Belize continues to gain attention as a destination for U.S. travelers. No wonder—its coral reef, second largest barrier reef in the world, is a favorite location for divers and snorkelers, and everyone enjoys its sandy beaches and lush jungle landscapes.
The coral reef is spectacular in crystal clear waters of the
coast of Belize.
But vacationing in Belize means more than just luxuriating in a beautiful setting. If you like to see conservation at work consider traveling to the MayflowerBocawina National Park in Belize. Consisting of more than 7,000 acres of pristine lowland broadleaf forest at the base of the Maya Mountains, this national park is the perfect setting for ecotourism. Not only does it offer visitors refreshing waterfalls, ancient Mayan ruins, excellent bird watching, and verdant hiking trails, but its goal is to improve the environment as well as lives of local people.

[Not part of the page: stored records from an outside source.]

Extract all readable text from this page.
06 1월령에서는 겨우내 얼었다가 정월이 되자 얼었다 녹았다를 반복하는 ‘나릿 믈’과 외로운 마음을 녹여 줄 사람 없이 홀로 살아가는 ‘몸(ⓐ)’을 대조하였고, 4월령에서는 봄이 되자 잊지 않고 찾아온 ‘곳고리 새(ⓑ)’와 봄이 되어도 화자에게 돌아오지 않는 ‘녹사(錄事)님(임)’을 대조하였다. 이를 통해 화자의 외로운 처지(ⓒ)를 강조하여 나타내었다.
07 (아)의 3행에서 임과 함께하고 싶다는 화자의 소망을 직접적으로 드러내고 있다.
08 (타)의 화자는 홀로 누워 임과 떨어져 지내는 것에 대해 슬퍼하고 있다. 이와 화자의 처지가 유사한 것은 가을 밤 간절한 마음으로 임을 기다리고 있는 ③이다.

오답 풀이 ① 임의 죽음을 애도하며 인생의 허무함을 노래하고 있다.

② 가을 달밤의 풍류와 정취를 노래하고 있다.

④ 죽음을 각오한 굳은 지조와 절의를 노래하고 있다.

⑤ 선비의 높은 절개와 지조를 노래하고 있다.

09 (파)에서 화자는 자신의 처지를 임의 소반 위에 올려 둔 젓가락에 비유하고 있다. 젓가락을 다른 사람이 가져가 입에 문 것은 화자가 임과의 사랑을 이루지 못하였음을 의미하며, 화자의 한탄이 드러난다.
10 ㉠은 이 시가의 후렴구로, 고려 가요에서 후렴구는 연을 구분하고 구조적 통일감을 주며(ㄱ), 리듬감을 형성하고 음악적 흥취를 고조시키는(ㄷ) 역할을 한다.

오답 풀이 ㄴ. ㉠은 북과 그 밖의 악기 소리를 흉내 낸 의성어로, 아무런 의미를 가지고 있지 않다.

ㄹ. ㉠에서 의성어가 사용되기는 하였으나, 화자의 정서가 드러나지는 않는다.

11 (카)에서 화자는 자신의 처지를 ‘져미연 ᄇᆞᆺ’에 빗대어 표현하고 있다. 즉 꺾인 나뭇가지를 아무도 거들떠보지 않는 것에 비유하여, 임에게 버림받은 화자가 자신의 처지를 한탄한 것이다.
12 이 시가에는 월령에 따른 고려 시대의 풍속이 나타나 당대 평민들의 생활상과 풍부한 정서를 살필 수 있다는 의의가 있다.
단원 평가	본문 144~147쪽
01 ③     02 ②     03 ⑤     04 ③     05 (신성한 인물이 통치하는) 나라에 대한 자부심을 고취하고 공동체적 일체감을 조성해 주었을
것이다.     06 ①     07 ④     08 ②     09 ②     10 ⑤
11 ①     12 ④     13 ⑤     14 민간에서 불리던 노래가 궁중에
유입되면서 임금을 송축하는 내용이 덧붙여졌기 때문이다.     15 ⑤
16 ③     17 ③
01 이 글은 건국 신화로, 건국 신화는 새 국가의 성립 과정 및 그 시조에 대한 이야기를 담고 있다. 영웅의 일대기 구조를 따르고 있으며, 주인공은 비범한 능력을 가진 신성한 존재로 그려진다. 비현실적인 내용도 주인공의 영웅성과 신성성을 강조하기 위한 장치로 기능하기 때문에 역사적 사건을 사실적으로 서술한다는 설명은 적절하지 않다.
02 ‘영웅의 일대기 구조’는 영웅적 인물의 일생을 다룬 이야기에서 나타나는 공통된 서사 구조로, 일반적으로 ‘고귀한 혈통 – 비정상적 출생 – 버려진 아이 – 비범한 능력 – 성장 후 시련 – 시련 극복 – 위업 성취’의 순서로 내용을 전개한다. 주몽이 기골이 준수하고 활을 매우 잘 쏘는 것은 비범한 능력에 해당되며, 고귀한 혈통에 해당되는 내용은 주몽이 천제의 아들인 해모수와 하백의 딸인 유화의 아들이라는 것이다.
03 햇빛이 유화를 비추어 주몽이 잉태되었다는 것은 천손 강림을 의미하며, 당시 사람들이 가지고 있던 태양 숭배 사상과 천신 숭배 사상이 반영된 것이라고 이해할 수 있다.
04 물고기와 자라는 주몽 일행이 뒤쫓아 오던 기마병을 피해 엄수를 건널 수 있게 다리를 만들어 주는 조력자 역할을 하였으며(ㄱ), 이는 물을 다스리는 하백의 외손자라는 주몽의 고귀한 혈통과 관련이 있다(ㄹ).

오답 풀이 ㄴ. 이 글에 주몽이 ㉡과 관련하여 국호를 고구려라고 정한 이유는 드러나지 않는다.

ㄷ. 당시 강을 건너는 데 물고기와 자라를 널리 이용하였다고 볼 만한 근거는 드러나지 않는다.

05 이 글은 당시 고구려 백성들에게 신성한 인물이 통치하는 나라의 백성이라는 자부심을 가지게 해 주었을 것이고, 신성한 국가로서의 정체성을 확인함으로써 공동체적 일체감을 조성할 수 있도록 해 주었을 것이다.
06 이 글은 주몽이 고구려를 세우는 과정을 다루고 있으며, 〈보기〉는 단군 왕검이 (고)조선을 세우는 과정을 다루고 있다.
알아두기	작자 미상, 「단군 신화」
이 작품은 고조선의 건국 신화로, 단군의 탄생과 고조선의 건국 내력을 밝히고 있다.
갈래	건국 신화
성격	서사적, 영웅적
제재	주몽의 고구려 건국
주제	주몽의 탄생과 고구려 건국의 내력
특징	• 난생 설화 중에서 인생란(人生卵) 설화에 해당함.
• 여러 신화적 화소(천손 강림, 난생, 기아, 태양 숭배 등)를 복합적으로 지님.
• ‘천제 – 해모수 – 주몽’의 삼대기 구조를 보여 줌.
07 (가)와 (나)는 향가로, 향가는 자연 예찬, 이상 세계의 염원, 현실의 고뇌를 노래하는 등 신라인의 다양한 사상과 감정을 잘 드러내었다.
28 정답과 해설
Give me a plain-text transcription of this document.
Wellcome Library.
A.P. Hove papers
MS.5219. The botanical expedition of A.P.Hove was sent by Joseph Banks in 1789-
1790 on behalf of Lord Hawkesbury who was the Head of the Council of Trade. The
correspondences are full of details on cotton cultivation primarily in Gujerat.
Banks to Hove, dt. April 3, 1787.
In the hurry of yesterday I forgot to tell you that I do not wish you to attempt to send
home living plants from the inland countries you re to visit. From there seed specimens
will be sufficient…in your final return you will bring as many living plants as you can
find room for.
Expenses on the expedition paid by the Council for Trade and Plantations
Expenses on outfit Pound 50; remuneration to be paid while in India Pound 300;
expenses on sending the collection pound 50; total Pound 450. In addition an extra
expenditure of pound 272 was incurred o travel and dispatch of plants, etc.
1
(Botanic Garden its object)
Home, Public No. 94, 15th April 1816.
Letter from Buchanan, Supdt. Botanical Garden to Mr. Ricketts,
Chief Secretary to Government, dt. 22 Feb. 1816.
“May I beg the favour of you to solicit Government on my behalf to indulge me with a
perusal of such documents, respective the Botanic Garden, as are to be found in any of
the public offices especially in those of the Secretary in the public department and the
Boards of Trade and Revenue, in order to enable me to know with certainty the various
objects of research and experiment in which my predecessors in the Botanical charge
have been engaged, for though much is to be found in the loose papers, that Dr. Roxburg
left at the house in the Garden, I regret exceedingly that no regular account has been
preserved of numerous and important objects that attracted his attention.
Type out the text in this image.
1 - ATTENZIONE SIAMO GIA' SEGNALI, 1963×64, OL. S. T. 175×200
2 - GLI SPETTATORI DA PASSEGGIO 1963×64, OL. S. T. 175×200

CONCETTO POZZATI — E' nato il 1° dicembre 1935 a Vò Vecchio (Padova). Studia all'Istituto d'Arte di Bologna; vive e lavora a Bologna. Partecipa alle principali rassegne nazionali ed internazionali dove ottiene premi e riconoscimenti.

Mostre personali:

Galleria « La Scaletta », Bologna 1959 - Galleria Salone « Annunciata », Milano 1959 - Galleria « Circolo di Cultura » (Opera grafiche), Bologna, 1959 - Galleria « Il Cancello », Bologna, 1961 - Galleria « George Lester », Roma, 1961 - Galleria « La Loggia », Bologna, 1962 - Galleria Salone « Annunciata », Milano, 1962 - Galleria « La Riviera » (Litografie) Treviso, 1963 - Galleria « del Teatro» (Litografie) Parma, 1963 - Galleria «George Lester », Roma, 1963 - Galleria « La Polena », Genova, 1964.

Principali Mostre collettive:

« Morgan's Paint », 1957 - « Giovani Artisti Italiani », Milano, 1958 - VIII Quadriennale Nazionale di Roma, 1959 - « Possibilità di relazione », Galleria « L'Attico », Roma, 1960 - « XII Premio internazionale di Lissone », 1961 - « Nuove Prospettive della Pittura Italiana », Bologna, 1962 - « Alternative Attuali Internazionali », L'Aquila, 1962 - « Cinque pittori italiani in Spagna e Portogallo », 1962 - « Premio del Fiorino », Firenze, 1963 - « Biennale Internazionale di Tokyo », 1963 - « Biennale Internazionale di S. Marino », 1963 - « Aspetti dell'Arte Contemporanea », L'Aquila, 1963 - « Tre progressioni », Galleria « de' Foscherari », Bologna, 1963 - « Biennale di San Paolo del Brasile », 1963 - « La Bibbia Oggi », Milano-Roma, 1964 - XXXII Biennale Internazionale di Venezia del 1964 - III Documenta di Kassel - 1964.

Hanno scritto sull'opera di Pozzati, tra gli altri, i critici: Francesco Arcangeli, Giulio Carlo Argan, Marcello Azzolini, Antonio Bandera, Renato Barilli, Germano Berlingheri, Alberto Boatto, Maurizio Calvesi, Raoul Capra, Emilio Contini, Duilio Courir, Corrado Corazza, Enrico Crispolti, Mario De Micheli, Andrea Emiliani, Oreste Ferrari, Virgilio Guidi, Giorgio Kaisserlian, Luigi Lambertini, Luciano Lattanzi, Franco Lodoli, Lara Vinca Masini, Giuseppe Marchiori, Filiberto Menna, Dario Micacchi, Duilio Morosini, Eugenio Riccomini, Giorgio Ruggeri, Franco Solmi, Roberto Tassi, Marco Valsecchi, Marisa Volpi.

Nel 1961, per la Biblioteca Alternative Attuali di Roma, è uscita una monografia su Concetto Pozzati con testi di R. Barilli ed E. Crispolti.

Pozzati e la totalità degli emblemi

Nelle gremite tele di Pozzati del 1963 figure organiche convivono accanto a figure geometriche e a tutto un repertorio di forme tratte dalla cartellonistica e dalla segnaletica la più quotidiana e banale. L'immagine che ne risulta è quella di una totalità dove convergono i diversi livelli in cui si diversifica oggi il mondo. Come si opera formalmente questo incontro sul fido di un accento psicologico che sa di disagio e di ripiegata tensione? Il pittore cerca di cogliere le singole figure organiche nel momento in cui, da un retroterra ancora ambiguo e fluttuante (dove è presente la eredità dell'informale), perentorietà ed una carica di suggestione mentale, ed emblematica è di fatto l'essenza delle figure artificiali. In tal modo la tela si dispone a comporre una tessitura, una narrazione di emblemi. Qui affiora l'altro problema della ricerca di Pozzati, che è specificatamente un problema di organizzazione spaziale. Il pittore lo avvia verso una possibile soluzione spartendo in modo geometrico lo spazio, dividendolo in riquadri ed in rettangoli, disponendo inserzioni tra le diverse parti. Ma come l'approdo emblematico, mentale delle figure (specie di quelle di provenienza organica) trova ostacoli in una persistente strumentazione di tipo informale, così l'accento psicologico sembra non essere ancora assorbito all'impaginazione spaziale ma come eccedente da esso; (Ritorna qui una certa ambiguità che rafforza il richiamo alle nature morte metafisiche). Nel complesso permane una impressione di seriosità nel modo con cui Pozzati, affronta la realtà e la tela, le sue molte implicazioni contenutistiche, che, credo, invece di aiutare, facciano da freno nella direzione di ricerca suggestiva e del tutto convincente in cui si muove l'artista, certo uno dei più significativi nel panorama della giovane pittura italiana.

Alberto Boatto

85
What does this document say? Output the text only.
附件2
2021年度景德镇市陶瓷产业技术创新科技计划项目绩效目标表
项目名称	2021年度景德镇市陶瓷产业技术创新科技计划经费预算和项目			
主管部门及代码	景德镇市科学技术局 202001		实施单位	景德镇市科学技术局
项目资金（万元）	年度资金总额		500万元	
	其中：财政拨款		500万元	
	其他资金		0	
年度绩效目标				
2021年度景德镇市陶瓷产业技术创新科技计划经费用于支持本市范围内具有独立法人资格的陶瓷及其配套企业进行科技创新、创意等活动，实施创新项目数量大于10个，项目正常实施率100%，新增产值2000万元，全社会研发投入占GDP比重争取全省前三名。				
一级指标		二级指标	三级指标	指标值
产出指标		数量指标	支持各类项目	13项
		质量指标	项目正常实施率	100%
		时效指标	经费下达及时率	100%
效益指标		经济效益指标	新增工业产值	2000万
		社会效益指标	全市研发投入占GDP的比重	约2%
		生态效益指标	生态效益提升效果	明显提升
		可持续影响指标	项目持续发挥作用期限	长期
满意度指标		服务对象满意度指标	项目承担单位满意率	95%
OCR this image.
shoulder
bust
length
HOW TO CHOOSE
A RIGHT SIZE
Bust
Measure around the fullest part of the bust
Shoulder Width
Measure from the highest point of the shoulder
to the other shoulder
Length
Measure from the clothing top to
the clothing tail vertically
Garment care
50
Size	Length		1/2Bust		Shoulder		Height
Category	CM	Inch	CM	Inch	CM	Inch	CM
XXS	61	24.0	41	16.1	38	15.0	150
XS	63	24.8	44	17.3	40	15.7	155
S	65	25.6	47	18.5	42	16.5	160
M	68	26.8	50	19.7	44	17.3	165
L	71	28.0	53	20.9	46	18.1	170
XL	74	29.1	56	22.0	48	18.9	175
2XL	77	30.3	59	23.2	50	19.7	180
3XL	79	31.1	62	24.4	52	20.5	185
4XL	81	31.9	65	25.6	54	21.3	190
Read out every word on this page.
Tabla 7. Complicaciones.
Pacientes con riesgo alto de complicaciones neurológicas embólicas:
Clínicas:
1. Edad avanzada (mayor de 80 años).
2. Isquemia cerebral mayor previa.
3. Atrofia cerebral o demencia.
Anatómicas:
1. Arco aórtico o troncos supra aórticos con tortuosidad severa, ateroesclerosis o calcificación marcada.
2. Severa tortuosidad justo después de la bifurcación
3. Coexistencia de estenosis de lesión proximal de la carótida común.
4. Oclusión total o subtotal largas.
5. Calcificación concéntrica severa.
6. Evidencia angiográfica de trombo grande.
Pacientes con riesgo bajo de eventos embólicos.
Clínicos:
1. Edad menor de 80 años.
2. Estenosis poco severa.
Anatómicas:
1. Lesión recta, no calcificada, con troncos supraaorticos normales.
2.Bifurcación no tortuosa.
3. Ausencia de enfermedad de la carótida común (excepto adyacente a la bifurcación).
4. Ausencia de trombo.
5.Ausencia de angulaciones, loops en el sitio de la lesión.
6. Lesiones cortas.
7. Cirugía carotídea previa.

White sand beaches attract visitors to Belize.
While visitors may enjoy a variety of outdoor activities in this unspoiled paradise such as rappelling waterfalls, swimming in natural pools, exploring archeological sites, and zipping on the longest line in Central America, it’s not all rough and tumble.  When the national park was created in 2001, it completely surrounded the 50-acre Mama Noots Resort, an ecological project that runs entirely on alternative energy generated by solar panels and hydroelectric power. As a resort that is completely “off the grid,” Mama Noots utilizes a variety of sustainable practices including growing food items used in the on-site restaurant, covering buildings with thatched roofs made from locally sourced materials, and using exterior lights with motion detection to minimize light pollution that affects normal patterns of nocturnal animals.
Jungle landscape and peaceful rivers entice visitors
to the interior of Belize.
The national park and private resort have a unique symbiotic connection: Without the resort and accompanying Bocawina Adventures Company (which maps and maintains trails and provides ecotours both onsite and off site), the park wouldn’t have money to keep it safe from hunters and loggers. With limited funds available, there are only two rangers for the entire national park. But, as more people come to enjoy the beauty of this amazing ecosystem, the chances of vanishing illegal hunting and logging in the area increase.

A local documentary has been created by Duarte Dellarole to educate people about the conservation needs of the national park and efforts to keep this place as beautiful as nature created it.

Photos by Larry and Beverly Burmeier

1 comment:

Elaine Masters said...

Belize, and diving there, are high on my bucket list. Nice to hear about this resort and their efforts to keep the natural habitats intact.